Sandee, you should come to the Three Gaits show in Stoughton on the 4th of July (or thereabouts)! They have 5 different driving obstacle classes plus pleasure and reinsmanship! http://www.3gaits.org/julyshow.htm And the best thing is it is laid back and not overly expensive, but the competition is good. It's like one big play day!

Myrna


----------



## Sandee (Nov 4, 2010)

RhineStone said:


> Sandee, you should come to the Three Gaits show in Stoughton on the 4th of July (or thereabouts)! They have 5 different driving obstacle classes plus pleasure and reinsmanship! http://www.3gaits.org/julyshow.htm And the best thing is it is laid back and not overly expensive, but the competition is good.
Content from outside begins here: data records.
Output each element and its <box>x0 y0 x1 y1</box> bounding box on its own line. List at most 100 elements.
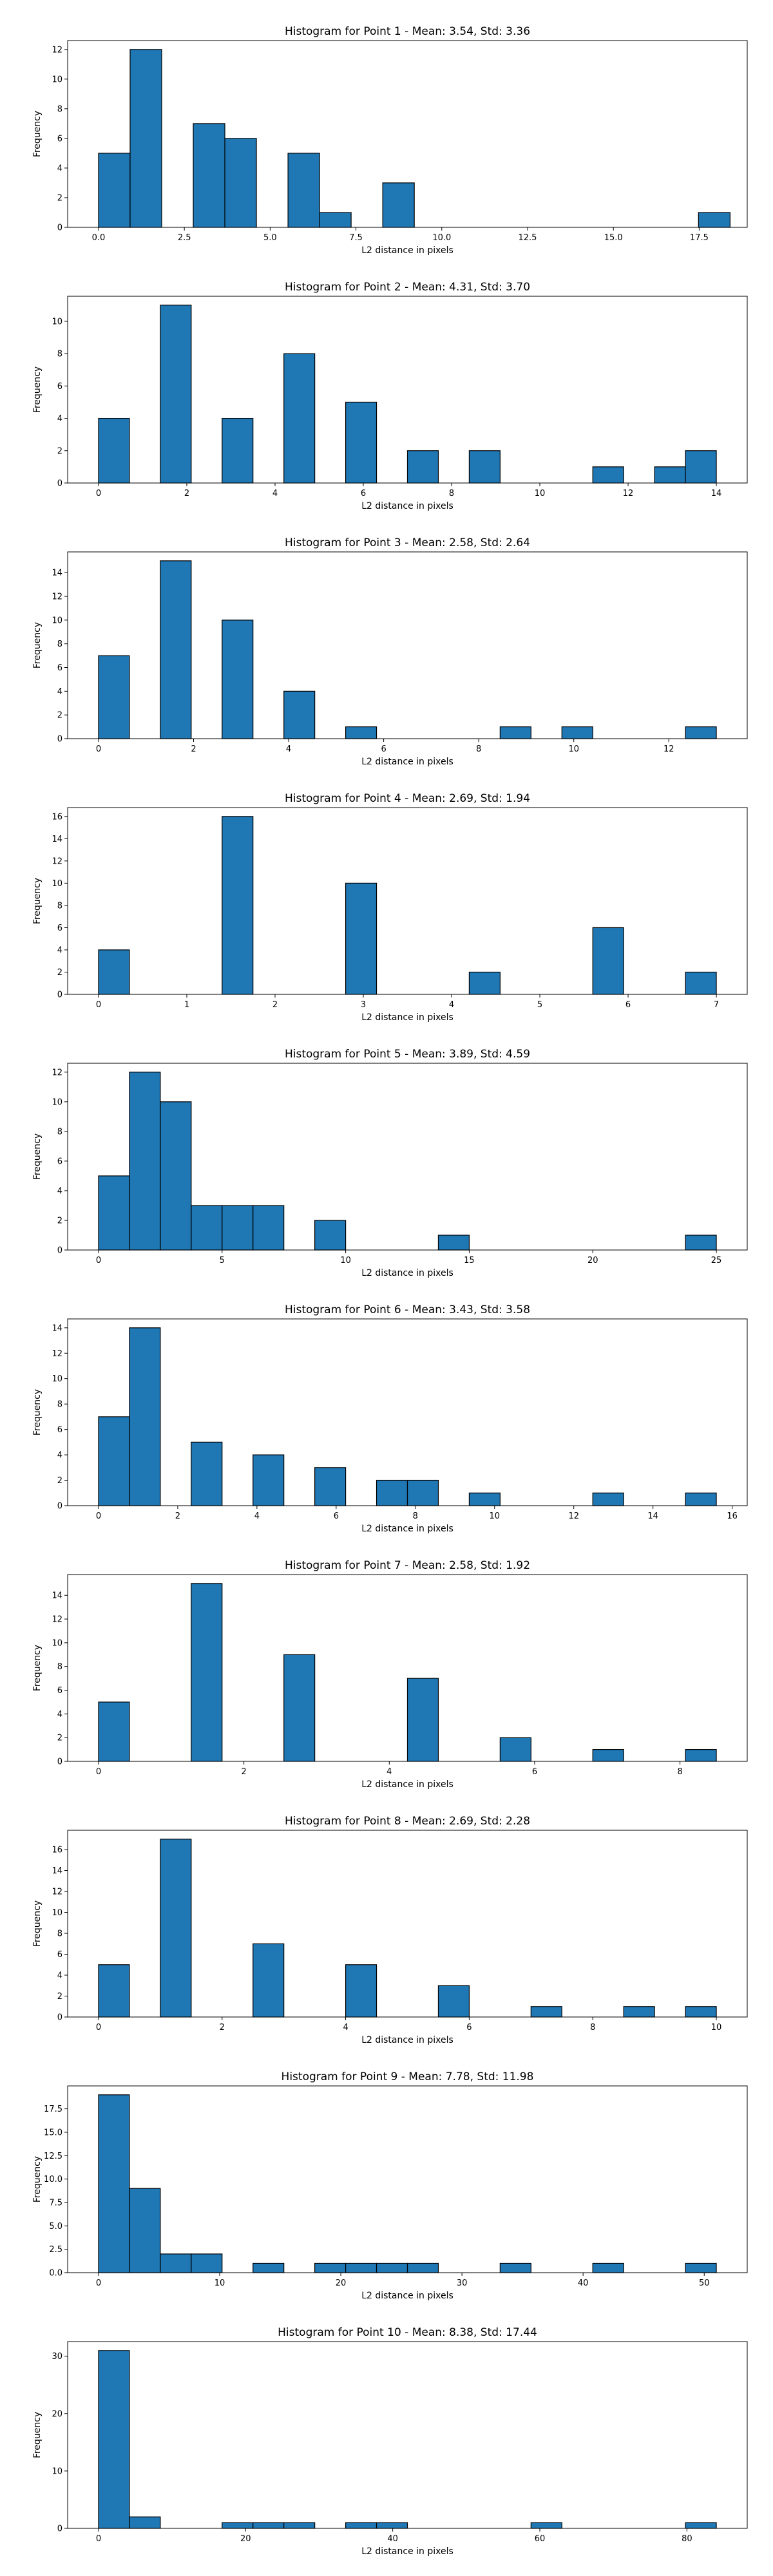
histogram-panel-5: Histogram for Point 5 - Mean: 3.89, Std:… <box>32 1048 748 1278</box>
axes-frame <box>67 1318 748 1506</box>
x-tick-label: 14 <box>711 489 722 498</box>
y-tick-label: 12 <box>52 857 62 866</box>
histogram-bar <box>283 690 316 739</box>
y-tick-label: 8 <box>57 1127 62 1137</box>
y-axis-label: Frequency <box>32 1900 43 1947</box>
x-tick-label: 4 <box>343 2023 348 2032</box>
y-tick-label: 14 <box>52 569 62 578</box>
x-tick-label: 10 <box>711 2023 722 2032</box>
y-tick-label: 10 <box>52 1374 62 1384</box>
x-tick-label: 0 <box>96 2534 101 2544</box>
x-tick-label: 6 <box>361 489 366 498</box>
x-tick-label: 0.0 <box>92 233 106 243</box>
axes-frame <box>67 1063 748 1251</box>
x-tick-label: 50 <box>699 2278 710 2288</box>
x-tick-label: 0 <box>96 489 101 498</box>
x-tick-label: 25 <box>711 1256 722 1265</box>
y-tick-label: 16 <box>52 1846 62 1855</box>
x-tick-label: 12 <box>568 1511 579 1521</box>
y-tick-label: 0.0 <box>49 2269 62 2278</box>
histogram-bar <box>561 726 593 739</box>
histogram-panel-1: Histogram for Point 1 - Mean: 3.54, Std:… <box>32 25 748 256</box>
chart-title: Histogram for Point 3 - Mean: 2.58, Std:… <box>285 536 530 549</box>
axes-frame <box>67 40 748 228</box>
histogram-bar <box>98 2350 130 2529</box>
x-tick-label: 6 <box>625 1000 631 1010</box>
y-tick-label: 10.0 <box>44 2175 62 2184</box>
y-tick-label: 10 <box>52 1908 62 1918</box>
y-tick-label: 6 <box>57 1157 62 1166</box>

It's like one big play day!
> 
> Myrna


That sounds interesting but there is usually a big show in Minnesota on the July 4th weekend. There I can show obstacle halter & driving, jumping and pleasure driving. Not all of my horses are GOOD at obst. driving, in fact, my best one will hopefully be PG next season and out of competition.


----------



## susanne (Nov 5, 2010)

They may be gone now that summer is over, but our Dollar Store had plastic cones intended as pool toys. They are very rugged (I've driven over them numerous times without breaking or cracking a single one) and very well balanced. They are over 12 inches tall and easily hold a tennis ball. I just wish I had purchased more at $1 apiece...since they work so well, they will probably never have them again.

When I looked for them online, I found many toy traffic cones in all sizes and colors, so check Google.

For 55 gallon drums, check organic food and soil amendment companies -- these are popular for turning into rain barrels at Concentrates in Portland they sell for about $5. (They also make fantastic feed safes -- I have a food grade barrel with an airtight screw-on lid and gasket.)

Look to printers and newspaper publishers for pallets. They often have them for free.

Does your municipality have a recycling program that provides plastic tubs? Ours are bright yellow and make great obstacles, preferably not filled with your recycling!


----------